Мы добираемся до нашего района и устраиваемся возле фонтана напротив нашего универа, где по вечерам можно встретить всех, кого хочешь, да и кого не хочешь, тоже можешь встретить. Фонтан — место свиданий и надежд. И хотя он уже не работает, всё-таки уже далеко не лето, да уже скоро и не осень, всё равно народ по привычке коннектится именно тут.

— Смотри, — Пашка кивает в сторону аллеи: прямо по направлению к нам, уткнувшись в телефон, идёт розоволосое чудо Витенька, эта ошибка реинкарнации, этот кусочек сахарной ваты, это полнейшее «мяу», по ошибке попавшее в тело человека.

Идея приходит в голову моментально, и я хватаю за плечо этого дивного эльфа, как только он оказывается напротив нас.

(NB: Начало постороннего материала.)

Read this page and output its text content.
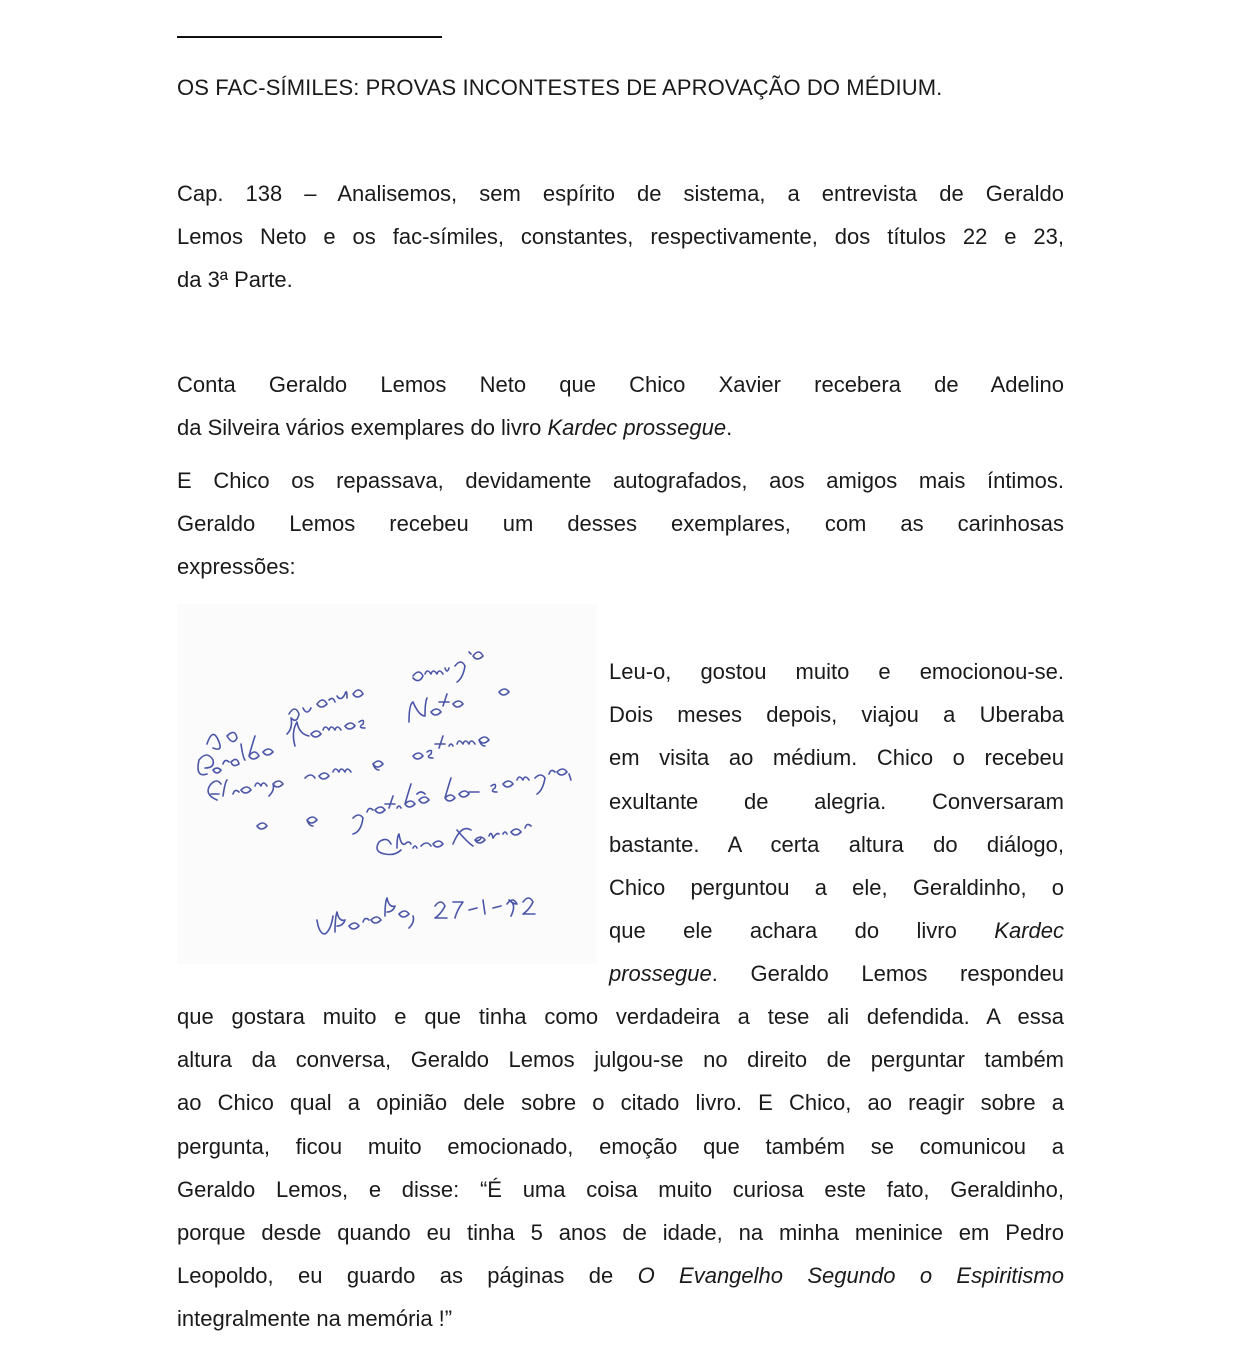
OS FAC-SÍMILES: PROVAS INCONTESTES DE APROVAÇÃO DO MÉDIUM.
Cap. 138 – Analisemos, sem espírito de sistema, a entrevista de Geraldo
Lemos Neto e os fac-símiles, constantes, respectivamente, dos títulos 22 e 23,
da 3ª Parte.
Conta Geraldo Lemos Neto que Chico Xavier recebera de Adelino
da Silveira vários exemplares do livro Kardec prossegue.
E Chico os repassava, devidamente autografados, aos amigos mais íntimos.
Geraldo Lemos recebeu um desses exemplares, com as carinhosas
expressões:
Leu-o, gostou muito e emocionou-se.
Dois meses depois, viajou a Uberaba
em visita ao médium. Chico o recebeu
exultante de alegria. Conversaram
bastante. A certa altura do diálogo,
Chico perguntou a ele, Geraldinho, o
que ele achara do livro Kardec
prossegue. Geraldo Lemos respondeu
que gostara muito e que tinha como verdadeira a tese ali defendida. A essa
altura da conversa, Geraldo Lemos julgou-se no direito de perguntar também
ao Chico qual a opinião dele sobre o citado livro. E Chico, ao reagir sobre a
pergunta, ficou muito emocionado, emoção que também se comunicou a
Geraldo Lemos, e disse: “É uma coisa muito curiosa este fato, Geraldinho,
porque desde quando eu tinha 5 anos de idade, na minha meninice em Pedro
Leopoldo, eu guardo as páginas de O Evangelho Segundo o Espiritismo
integralmente na memória !”
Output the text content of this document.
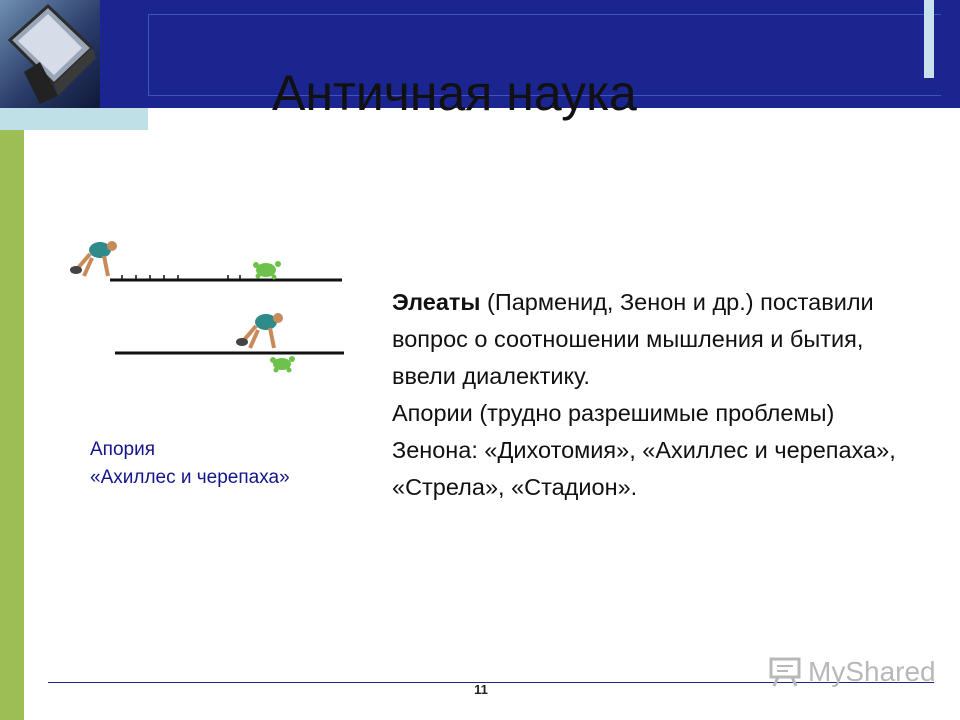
Античная наука
Апория
«Ахиллес и черепаха»

Элеаты (Парменид, Зенон и др.) поставили вопрос о соотношении мышления и бытия, ввели диалектику.

Апории (трудно разрешимые проблемы) Зенона: «Дихотомия», «Ахиллес и черепаха», «Стрела», «Стадион».

11
MyShared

Витенька испуганно вздрагивает, а я доверительно улыбаюсь ему:

— Помнишь меня?

Он отрицательно и очень быстро трясёт головой в такой надежде, что мы его с кем-то перепутали, что это на его лице отражается

Я продолжаю:

— Мне нужен адрес Фролова.

— Я не знаю, — еле слышно шепчет Витенька и громко икает от испуга.

— Нехорошо врать, — я укоризненно хмурю брови. — Тебе придётся сказать мне адрес, хочешь ты этого или нет. — Для усиления эффекта я ещё сильнее сжимаю его плечо.

Он охает:

— Илай убьёт меня.

— Ну, это когда ещё будет, — улыбаюсь я. — И будет ли — вообще неизвестно. Да и он тебя убьёт потом, а руку я тебе сломать могу сейчас.

Витенька снова икает:

— Хорошо, я скажу, только не говорите, что это я — он звереет, когда про него что-то рассказывают.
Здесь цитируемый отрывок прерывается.